IN Brief:
- EnerSys has introduced EZSelect Lite for forklift battery-room management.
- The system monitors chargers and uses LED guidance to direct operators to the correct battery.
- The launch targets uneven battery use, changeover delays, premature wear, and avoidable fleet downtime.
EnerSys has introduced EZSelect Lite, an entry-level battery-room management system designed to improve forklift battery selection through charger monitoring, operator guidance, and diagnostics.
The system uses a Charger Monitoring Device connected to each charger, tracking charging and cooling activity before directing operators to the next suitable battery through a blue LED indicator. By automating selection and reporting, the system is intended to reduce mispicks, uneven battery rotation, avoidable delays, and premature battery wear.
EnerSys has identified battery-room mismanagement as a hidden source of cost in forklift operations. Site testing cited by the company found that manual selection can leave 30% of batteries under-utilised and 20% over-used, creating uneven rotation and shortening asset life. The company also says a 10% reduction in daily truck changes and a 10% faster battery change process can allow EZSelect Lite to pay for itself in under eight months, before wider battery-life savings are counted.
The system has been designed for quick installation and minimal configuration, giving warehouses a lower-friction route into battery-room control. EnerSys lists operational benefits including two to five minutes saved per change, fewer changes through extended run times, and an average six months of additional battery life linked to better cooldown practices.
Forklift availability depends heavily on power management, yet battery rooms can remain disconnected from wider fleet planning. A truck may be mechanically sound but unavailable if the wrong battery is selected, charging discipline is poor, or cooldown periods are ignored. In a multi-shift warehouse, those small errors compound quickly across replenishment, picking, loading, and production support.
Fleet control is becoming more data-led across materials handling. Linde’s AI-enabled fleet control work has shown how service, usage, safety, and energy data are being brought into connected forklift management. EnerSys is working at battery-room level, where the same data logic applies to selection, charge status, change frequency, and battery life.
The mixed nature of many forklift fleets makes the problem more complicated. Lead-acid batteries, lithium-ion packs, TPPL systems, opportunity charging, and multi-shift operations can all sit within the same business. Even where each technology is familiar, the human process around selecting, changing, and cooling batteries can become inconsistent, particularly during busy periods or handovers between teams.
Battery rooms also carry safety considerations. Handling large batteries involves vehicle movement, lifting equipment, and, in some battery chemistries, acid and ventilation requirements. Reducing unnecessary changes and giving operators clearer guidance can support more consistent behaviour, limiting rushed decisions when trucks are needed back on the floor.
Energy management is moving closer to the centre of warehouse performance. Automation, refrigeration, lighting, dock equipment, electric vehicles, charging infrastructure, and forklift fleets all compete for power and maintenance attention. As sites electrify further, managers need more precise information on how assets are used and where avoidable cost is being created.
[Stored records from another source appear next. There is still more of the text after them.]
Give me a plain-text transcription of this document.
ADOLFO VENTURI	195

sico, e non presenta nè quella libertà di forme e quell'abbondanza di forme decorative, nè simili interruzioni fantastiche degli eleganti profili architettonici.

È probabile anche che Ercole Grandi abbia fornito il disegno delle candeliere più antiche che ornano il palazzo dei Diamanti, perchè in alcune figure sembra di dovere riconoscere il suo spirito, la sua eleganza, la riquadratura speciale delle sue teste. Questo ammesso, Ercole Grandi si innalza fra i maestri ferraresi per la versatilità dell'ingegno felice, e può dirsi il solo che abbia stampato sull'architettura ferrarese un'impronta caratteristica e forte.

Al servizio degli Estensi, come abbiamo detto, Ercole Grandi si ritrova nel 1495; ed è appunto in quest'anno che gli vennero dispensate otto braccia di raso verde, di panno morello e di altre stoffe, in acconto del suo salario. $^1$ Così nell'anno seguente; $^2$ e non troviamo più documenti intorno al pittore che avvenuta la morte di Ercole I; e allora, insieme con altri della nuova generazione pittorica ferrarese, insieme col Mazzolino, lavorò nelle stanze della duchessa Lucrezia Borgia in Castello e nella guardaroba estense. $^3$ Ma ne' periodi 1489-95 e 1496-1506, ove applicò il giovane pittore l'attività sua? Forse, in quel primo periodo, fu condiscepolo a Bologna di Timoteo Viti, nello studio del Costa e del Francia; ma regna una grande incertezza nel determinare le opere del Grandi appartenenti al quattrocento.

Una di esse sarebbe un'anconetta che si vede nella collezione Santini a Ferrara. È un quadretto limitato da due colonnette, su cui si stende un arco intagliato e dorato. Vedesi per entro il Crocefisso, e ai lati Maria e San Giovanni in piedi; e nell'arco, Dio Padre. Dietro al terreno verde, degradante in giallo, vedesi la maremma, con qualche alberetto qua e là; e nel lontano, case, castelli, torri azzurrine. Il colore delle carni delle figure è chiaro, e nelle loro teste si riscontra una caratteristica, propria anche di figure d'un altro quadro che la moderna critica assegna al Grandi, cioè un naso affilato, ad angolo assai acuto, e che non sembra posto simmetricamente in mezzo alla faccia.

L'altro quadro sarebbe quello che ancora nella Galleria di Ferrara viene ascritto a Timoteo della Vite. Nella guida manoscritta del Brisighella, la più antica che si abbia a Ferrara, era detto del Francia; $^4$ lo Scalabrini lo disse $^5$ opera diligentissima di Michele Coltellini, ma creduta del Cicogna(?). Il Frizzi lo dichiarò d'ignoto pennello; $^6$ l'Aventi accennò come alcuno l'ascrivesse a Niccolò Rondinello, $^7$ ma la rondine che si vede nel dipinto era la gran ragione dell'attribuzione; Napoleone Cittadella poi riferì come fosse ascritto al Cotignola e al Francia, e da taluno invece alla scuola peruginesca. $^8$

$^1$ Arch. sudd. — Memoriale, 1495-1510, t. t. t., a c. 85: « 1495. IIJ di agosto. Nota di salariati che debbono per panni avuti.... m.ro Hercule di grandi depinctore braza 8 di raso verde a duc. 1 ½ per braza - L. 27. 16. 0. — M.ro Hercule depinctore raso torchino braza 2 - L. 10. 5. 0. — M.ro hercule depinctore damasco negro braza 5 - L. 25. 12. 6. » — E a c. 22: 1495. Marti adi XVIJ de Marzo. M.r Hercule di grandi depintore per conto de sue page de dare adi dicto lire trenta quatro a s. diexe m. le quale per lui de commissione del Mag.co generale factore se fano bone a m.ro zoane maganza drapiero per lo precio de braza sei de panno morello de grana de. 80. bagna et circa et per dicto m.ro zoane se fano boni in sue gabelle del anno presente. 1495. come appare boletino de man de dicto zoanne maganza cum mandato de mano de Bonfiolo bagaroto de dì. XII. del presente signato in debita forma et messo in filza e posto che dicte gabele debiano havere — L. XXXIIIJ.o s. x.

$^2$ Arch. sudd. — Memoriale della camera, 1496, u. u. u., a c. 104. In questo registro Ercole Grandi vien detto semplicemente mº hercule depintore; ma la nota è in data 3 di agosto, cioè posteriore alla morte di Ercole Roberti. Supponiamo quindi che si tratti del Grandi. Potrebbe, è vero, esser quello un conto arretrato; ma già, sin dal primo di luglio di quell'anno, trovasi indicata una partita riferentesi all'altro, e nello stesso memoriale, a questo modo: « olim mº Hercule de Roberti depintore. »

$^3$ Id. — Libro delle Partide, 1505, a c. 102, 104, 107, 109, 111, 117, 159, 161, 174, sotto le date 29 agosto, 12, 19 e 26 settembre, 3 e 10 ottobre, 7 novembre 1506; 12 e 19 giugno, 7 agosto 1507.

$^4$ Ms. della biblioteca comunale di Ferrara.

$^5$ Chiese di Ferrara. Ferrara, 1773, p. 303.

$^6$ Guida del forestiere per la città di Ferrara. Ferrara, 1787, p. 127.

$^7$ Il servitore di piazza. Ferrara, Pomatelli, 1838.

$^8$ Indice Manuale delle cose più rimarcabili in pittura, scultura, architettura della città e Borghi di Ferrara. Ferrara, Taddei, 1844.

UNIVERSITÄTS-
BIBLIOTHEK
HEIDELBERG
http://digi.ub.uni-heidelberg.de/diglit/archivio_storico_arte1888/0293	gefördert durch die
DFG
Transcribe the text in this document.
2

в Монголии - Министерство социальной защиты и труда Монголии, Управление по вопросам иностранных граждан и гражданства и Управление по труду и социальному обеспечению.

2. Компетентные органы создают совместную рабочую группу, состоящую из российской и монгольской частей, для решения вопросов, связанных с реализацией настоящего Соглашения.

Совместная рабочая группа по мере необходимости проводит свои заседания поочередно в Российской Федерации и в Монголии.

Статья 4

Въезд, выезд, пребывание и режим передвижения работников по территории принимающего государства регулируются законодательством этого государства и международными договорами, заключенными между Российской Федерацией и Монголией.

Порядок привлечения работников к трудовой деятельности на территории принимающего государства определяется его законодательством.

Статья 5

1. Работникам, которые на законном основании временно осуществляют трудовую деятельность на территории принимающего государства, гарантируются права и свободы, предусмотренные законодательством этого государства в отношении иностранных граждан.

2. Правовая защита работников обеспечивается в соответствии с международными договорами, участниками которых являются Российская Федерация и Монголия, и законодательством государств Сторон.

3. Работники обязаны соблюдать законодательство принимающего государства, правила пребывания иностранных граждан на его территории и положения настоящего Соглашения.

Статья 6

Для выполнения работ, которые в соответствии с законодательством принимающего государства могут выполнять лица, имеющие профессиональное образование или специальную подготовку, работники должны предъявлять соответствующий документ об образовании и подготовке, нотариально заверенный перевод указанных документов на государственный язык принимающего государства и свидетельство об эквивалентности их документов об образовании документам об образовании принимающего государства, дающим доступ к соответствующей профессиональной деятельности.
EZSelect Lite does not attempt to be a full warehouse energy platform. Its value is narrower and more immediate: helping operators choose the right battery at the right time, while giving sites better reporting on usage and rotation. That narrowness may help adoption, because battery rooms often need practical fixes rather than large software programmes.
In high-throughput warehouses, a delayed battery change can ripple through the day’s plan. Replenishment falls behind, pick faces empty, trucks queue, and dock activity compresses. By bringing charger intelligence into a routine decision, EnerSys is targeting one of the quiet inefficiencies inside materials handling: the gap between having enough batteries and using them well.